IA réflexive se demande comment l’IA modifie les capacités humaines dont dépend le bon jugement. TRAILAB propose RAIO, l’orchestrateur d’IA réflexive, comme architecture de recherche qui coordonne les clarifications, les hypothèses, l’incertitude, les alternatives et les compromis lors d’une interaction homme-IA. L’IA réflexive devient un objectif de recherche pour renforcer le jugement, la pensée critique, la créativité, la responsabilité et l’engagement humain explicite.
Le discours d'ouverture de l'ICML 2026 de Narayanan présente l'IA comme un changement dans ce sur quoi les humains travaillent, en motivant des outils et des rôles qui transforment les solutions générées par l'IA en compréhension humaine et en action responsable.
Narayanan et Kapoor plaident en faveur du traitement de l’IA comme d’une puissante technologie polyvalente dont l’adoption, le déploiement et le contrôle humain comptent autant que la capacité du modèle.

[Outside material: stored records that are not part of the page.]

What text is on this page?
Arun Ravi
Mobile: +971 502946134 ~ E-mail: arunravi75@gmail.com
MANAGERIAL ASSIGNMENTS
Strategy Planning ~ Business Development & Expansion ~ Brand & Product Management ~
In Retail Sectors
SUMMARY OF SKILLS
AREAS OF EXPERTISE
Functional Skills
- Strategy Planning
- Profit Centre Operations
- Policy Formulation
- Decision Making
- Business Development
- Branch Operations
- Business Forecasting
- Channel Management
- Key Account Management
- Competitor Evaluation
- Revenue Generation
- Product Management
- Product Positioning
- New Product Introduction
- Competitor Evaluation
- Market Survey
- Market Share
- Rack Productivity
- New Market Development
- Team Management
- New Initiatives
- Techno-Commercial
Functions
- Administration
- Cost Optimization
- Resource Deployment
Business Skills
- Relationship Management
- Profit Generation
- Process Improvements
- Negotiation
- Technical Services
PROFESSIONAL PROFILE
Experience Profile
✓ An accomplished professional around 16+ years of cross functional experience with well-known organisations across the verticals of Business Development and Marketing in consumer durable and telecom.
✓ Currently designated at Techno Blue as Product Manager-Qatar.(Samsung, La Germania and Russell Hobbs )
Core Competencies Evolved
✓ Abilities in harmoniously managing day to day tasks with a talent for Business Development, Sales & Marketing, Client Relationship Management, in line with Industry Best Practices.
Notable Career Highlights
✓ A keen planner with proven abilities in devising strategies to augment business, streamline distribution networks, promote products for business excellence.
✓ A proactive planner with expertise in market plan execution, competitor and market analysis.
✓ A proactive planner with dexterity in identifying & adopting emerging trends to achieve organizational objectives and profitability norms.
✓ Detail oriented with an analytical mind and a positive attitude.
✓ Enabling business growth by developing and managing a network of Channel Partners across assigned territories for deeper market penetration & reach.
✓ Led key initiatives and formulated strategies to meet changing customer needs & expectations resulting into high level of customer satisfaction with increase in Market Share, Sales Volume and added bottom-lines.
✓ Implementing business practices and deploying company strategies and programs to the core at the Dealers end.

Messeri et Crockett préviennent que les outils d’IA peuvent accélérer la production scientifique tout en créant des illusions de compréhension et de monocultures scientifiques si l’explication, la validation et la critique sont contournées.
01 / compréhensionClarifier les hypothèses avant d’agir
02 / agenceL’incertitude de surface sans abandonner le contrôle
03 / créativitéExplorer des alternatives avant la fermeture
04 / responsabilitéExaminer les valeurs et les compromis avant de s’engager
Jugement humain
Chapitre 7 : Une institution multidisciplinaire indépendante
Ce voyage scientifique avait besoin d'une institution
Pourquoi créer TRAILAB ?
Les problèmes que nous abordons ont dépassé toute discipline, mais l’expertise pertinente est restée répartie entre les universités, les centres de recherche, l’industrie, les institutions publiques et la société civile.
Nous avons fondé TRAILAB en 2026 en tant qu'organisation indépendante à but non lucratif où toutes ces capacités peuvent être combinées autour de questions de recherche communes sans remplacer les affiliations principales des personnes et des institutions impliquées. Il consolide, étend et transfère la trajectoire de recherche qui la sous-tend, en construisant des méthodes, des preuves, des projets pilotes et des capacités institutionnelles pour une IA digne de confiance et réflexive.